Ajena a lo desconocido. Siempre asustada. Muerta de miedo por el mundo que me rodea. Mientras todo el mundo corre, yo voy pasito a pasito... como una tortuga. Que al final es más rápida que la liebre que quiere ir a toda velocidad, y que se cansa cuando tiene la meta en frente de sus narices. Domingo, y para ser exactos, de buena mañana. Comienzo de una aventura que solo Dios sabía como acabaría. Una aventura que traería consigo experiencias buenas y también malas. Es decir, el bien y el mal haciendo su agosto en el mes de julio. Contradictorio, ¿no? El bien será siempre clave para disfrutar de momentos positivos y placenteros. El mal provocará fuertes tormentas, te hundirá en las profundidades del inmenso océano y al final... Después de todos los bucles que se forman en tu mente y que no te han dejado respirar, te habrá hecho más fuerte. Es como si de alguna manera la tormenta te hubiese electrocutado, te hubiese dejado cao y sin comerlo ni beberlo, te has despertado en una playa con unas ganas intensas de vivir. Pero claro, ahí no acaba la aventura. A veces es necesario darse un batacazo de los gordos. Entonces tu sub-consciente empieza a hablarte de forma que te das cuenta de la mentira en la que has vivido durante pocos días. Y ¡Pam! Hostia contra la pared. Como si estuvieses corriendo a la velocidad de un corredor profesional... sin parar. Todo sucede muy rápido. Demasiadas coincidencias, y celos que se acumulan como mariposas en el estómago. Con la diferencia de que los celos, son murciélagos que no paran de reconcomerte el estómago. Lo ves a distancia e intentas hacer como que no ocurre nada. Porque en realidad está todo en tu cabeza. (Sí, así me sentiré mejor) Es el típico pensamiento que utilizas para calmarte, pero que realmente no te calma. Ya que si miras en la dirección equivocada, te darás cuenta de que el mal está haciendo su agosto en el mes de julio. Es inevitable no sufrir. A lo mejor en eso consiste la vida... En sufrir, en darse batacazos, en llegar a la conclusión de que nada es lo que parece. Que muchas veces la Luna no busca al Sol, y el Sol no busca a la Luna. ¿Por qué? Mil motivos desconocidos que es preferible no conocer. Y lo peor de todo es que el mal no te deja quitarte la máscara y darte cuenta de que existen otras personas, que aunque de buenas a primeras pasen desapercibidas, tienen algo que en algún momento va a darle un giro de 90 grados a la historia. Que van a calar hondo y eso no lo vas a olvidar nunca:
Una noche en mitad de la aventura. Dos personas.

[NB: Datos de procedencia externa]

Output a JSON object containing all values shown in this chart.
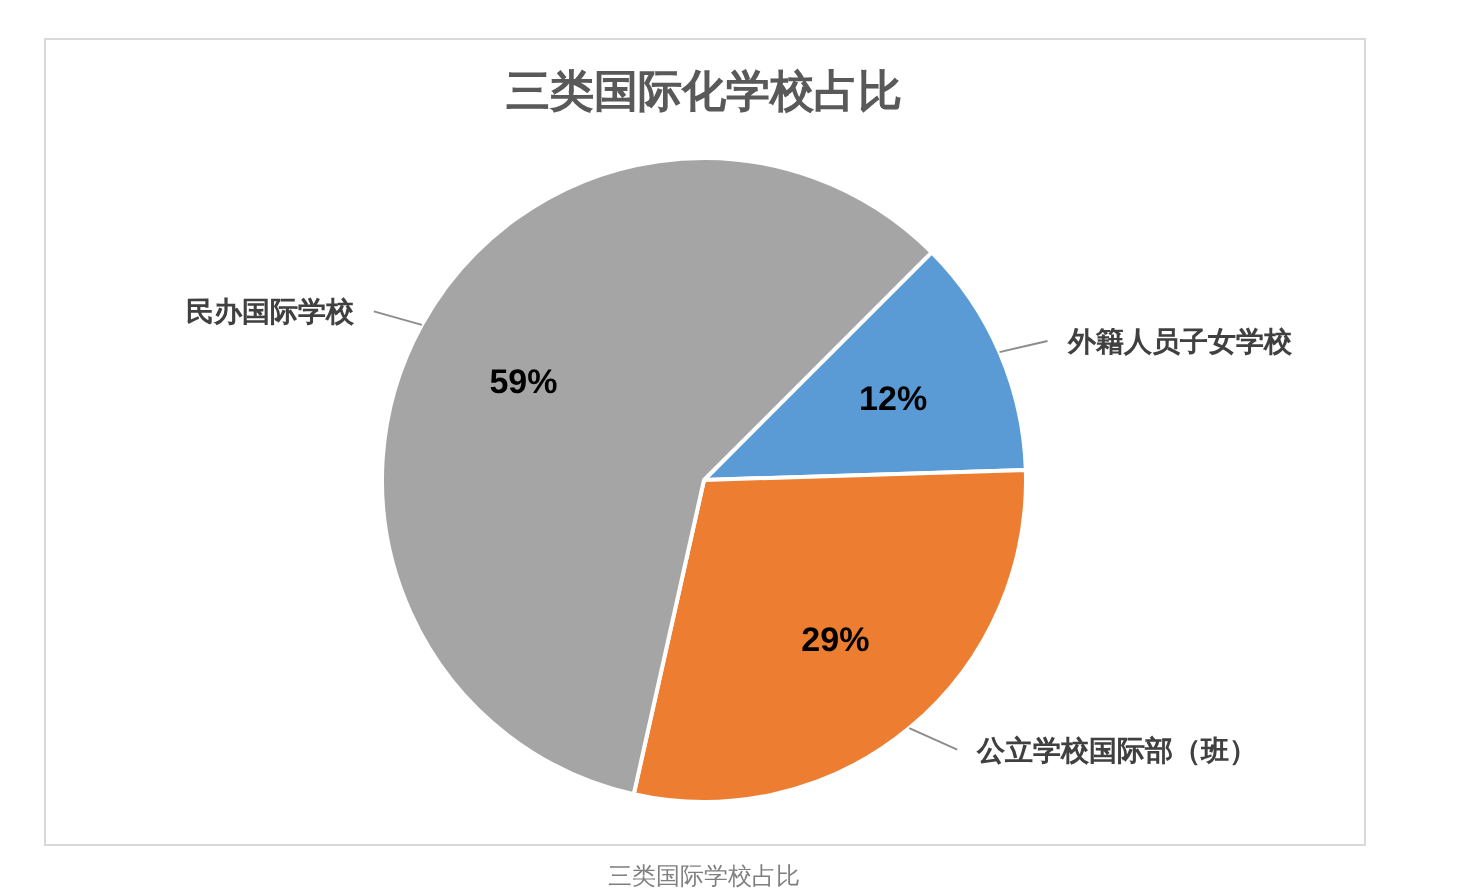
{
  "chart_data": {
    "type": "pie",
    "title": "三类国际化学校占比",
    "categories": [
      "外籍人员子女学校",
      "公立学校国际部（班）",
      "民办国际学校"
    ],
    "values": [
      12,
      29,
      59
    ],
    "colors": [
      "#5b9bd5",
      "#ed7d31",
      "#a5a5a5"
    ],
    "value_labels": [
      "12%",
      "29%",
      "59%"
    ],
    "annotations": [
      "三类国际学校占比"
    ]
  }
}
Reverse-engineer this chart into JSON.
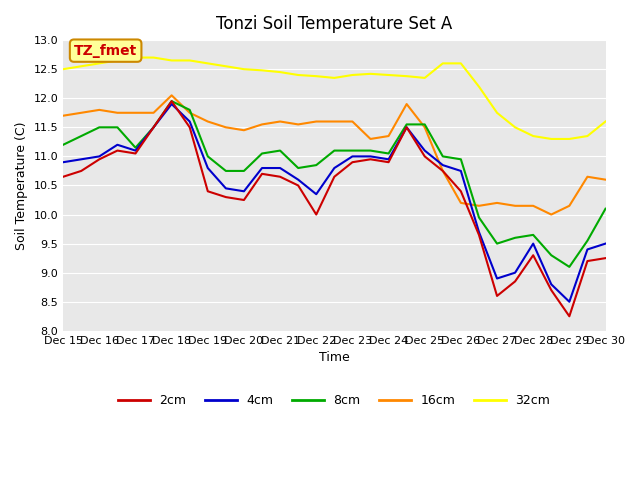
{
  "title": "Tonzi Soil Temperature Set A",
  "ylabel": "Soil Temperature (C)",
  "xlabel": "Time",
  "xlim": [
    0,
    15
  ],
  "ylim": [
    8.0,
    13.0
  ],
  "yticks": [
    8.0,
    8.5,
    9.0,
    9.5,
    10.0,
    10.5,
    11.0,
    11.5,
    12.0,
    12.5,
    13.0
  ],
  "xtick_labels": [
    "Dec 15",
    "Dec 16",
    "Dec 17",
    "Dec 18",
    "Dec 19",
    "Dec 20",
    "Dec 21",
    "Dec 22",
    "Dec 23",
    "Dec 24",
    "Dec 25",
    "Dec 26",
    "Dec 27",
    "Dec 28",
    "Dec 29",
    "Dec 30"
  ],
  "colors": {
    "2cm": "#cc0000",
    "4cm": "#0000cc",
    "8cm": "#00aa00",
    "16cm": "#ff8800",
    "32cm": "#ffff00"
  },
  "line_width": 1.5,
  "background_color": "#e8e8e8",
  "legend_box_color": "#ffff99",
  "legend_box_edge": "#cc8800",
  "annotation_text": "TZ_fmet",
  "annotation_color": "#cc0000",
  "x": [
    0,
    0.5,
    1,
    1.5,
    2,
    2.5,
    3,
    3.5,
    4,
    4.5,
    5,
    5.5,
    6,
    6.5,
    7,
    7.5,
    8,
    8.5,
    9,
    9.5,
    10,
    10.5,
    11,
    11.5,
    12,
    12.5,
    13,
    13.5,
    14,
    14.5,
    15
  ],
  "data_2cm": [
    10.65,
    10.75,
    10.95,
    11.1,
    11.05,
    11.5,
    11.95,
    11.5,
    10.4,
    10.3,
    10.25,
    10.7,
    10.65,
    10.5,
    10.0,
    10.65,
    10.9,
    10.95,
    10.9,
    11.5,
    11.0,
    10.75,
    10.4,
    9.65,
    8.6,
    8.85,
    9.3,
    8.7,
    8.25,
    9.2,
    9.25
  ],
  "data_4cm": [
    10.9,
    10.95,
    11.0,
    11.2,
    11.1,
    11.5,
    11.9,
    11.6,
    10.8,
    10.45,
    10.4,
    10.8,
    10.8,
    10.6,
    10.35,
    10.8,
    11.0,
    11.0,
    10.95,
    11.5,
    11.1,
    10.85,
    10.75,
    9.7,
    8.9,
    9.0,
    9.5,
    8.8,
    8.5,
    9.4,
    9.5
  ],
  "data_8cm": [
    11.2,
    11.35,
    11.5,
    11.5,
    11.15,
    11.5,
    11.95,
    11.8,
    11.0,
    10.75,
    10.75,
    11.05,
    11.1,
    10.8,
    10.85,
    11.1,
    11.1,
    11.1,
    11.05,
    11.55,
    11.55,
    11.0,
    10.95,
    9.95,
    9.5,
    9.6,
    9.65,
    9.3,
    9.1,
    9.55,
    10.1
  ],
  "data_16cm": [
    11.7,
    11.75,
    11.8,
    11.75,
    11.75,
    11.75,
    12.05,
    11.75,
    11.6,
    11.5,
    11.45,
    11.55,
    11.6,
    11.55,
    11.6,
    11.6,
    11.6,
    11.3,
    11.35,
    11.9,
    11.5,
    10.75,
    10.2,
    10.15,
    10.2,
    10.15,
    10.15,
    10.0,
    10.15,
    10.65,
    10.6
  ],
  "data_32cm": [
    12.5,
    12.55,
    12.6,
    12.65,
    12.7,
    12.7,
    12.65,
    12.65,
    12.6,
    12.55,
    12.5,
    12.48,
    12.45,
    12.4,
    12.38,
    12.35,
    12.4,
    12.42,
    12.4,
    12.38,
    12.35,
    12.6,
    12.6,
    12.2,
    11.75,
    11.5,
    11.35,
    11.3,
    11.3,
    11.35,
    11.6
  ]
}
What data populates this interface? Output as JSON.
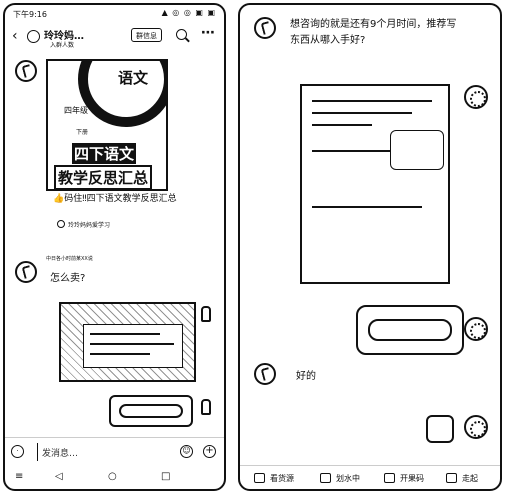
{
  "left": {
    "status": {
      "time": "下午9:16",
      "indicators": "▲ ◎ ◎ ▣ ▣"
    },
    "header": {
      "title": "玲玲妈…",
      "subtitle": "入群人数",
      "group_button": "群信息",
      "icons": [
        "back-icon",
        "search-icon",
        "more-icon"
      ]
    },
    "card": {
      "poster_char": "语文",
      "poster_grade": "四年级",
      "poster_term": "下册",
      "poster_line1": "四下语文",
      "poster_line2": "教学反思汇总",
      "caption": "👍码住‼四下语文教学反思汇总",
      "source": "玲玲妈妈爱学习"
    },
    "meta": "中日各小时前某XX说",
    "question": "怎么卖?",
    "input_placeholder": "发消息…",
    "nav": [
      "◁",
      "○",
      "□"
    ]
  },
  "right": {
    "question": "想咨询的就是还有9个月时间，推荐写东西从哪入手好?",
    "reply": "好的",
    "menu": [
      {
        "label": "看货源",
        "icon": "shop-icon"
      },
      {
        "label": "划水中",
        "icon": "chat-icon"
      },
      {
        "label": "开果码",
        "icon": "code-icon"
      },
      {
        "label": "走起",
        "icon": "go-icon"
      }
    ]
  }
}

Una de ellas calla porque siente que se le han acabado las palabras... ya lo ha soltado todo. El mundo ya se le ha venido encima. Por lo tanto, no hay nada más que decir. Se ha quedado sin pelos sobre la lengua.
La otra persona, el sujeto que daría un giro de 90 grados a esa historia, caminaba por allí. Nunca había sido el centro de atención para ella. Pero esa noche, todo cambiaría.
Ella se lo contó. Le explicó toda la movida, que se había quedado sin cena y demás rollos.
Él lo sintió en el alma. Le dijo que si podía esperar al desayuno.
Ella no tenía ni idea de lo que estaba a punto de ocurrir... en cero coma.
Entonces él le abrió sus brazos de par en par. ¿Qué coño? Se pegó a él como un chicle en el pelo de un niño de seis años. El mal se había desvanecido... por completo. En su cuerpo ya no cabía la sensación de angustia permanente durante la cena. ¡A la mierda todo! pensó. ¡Que se pare el mundo! En cuestión de segundos sucedió. Ese momento en el que hubiera deseado quedarse ahí durante varias horas. Porque sencillamente y aunque ella nunca quiso verlo.
Él siempre estuvo ahí.
(como una caja de sorpresas a punto de abrirse en cualquier momento.)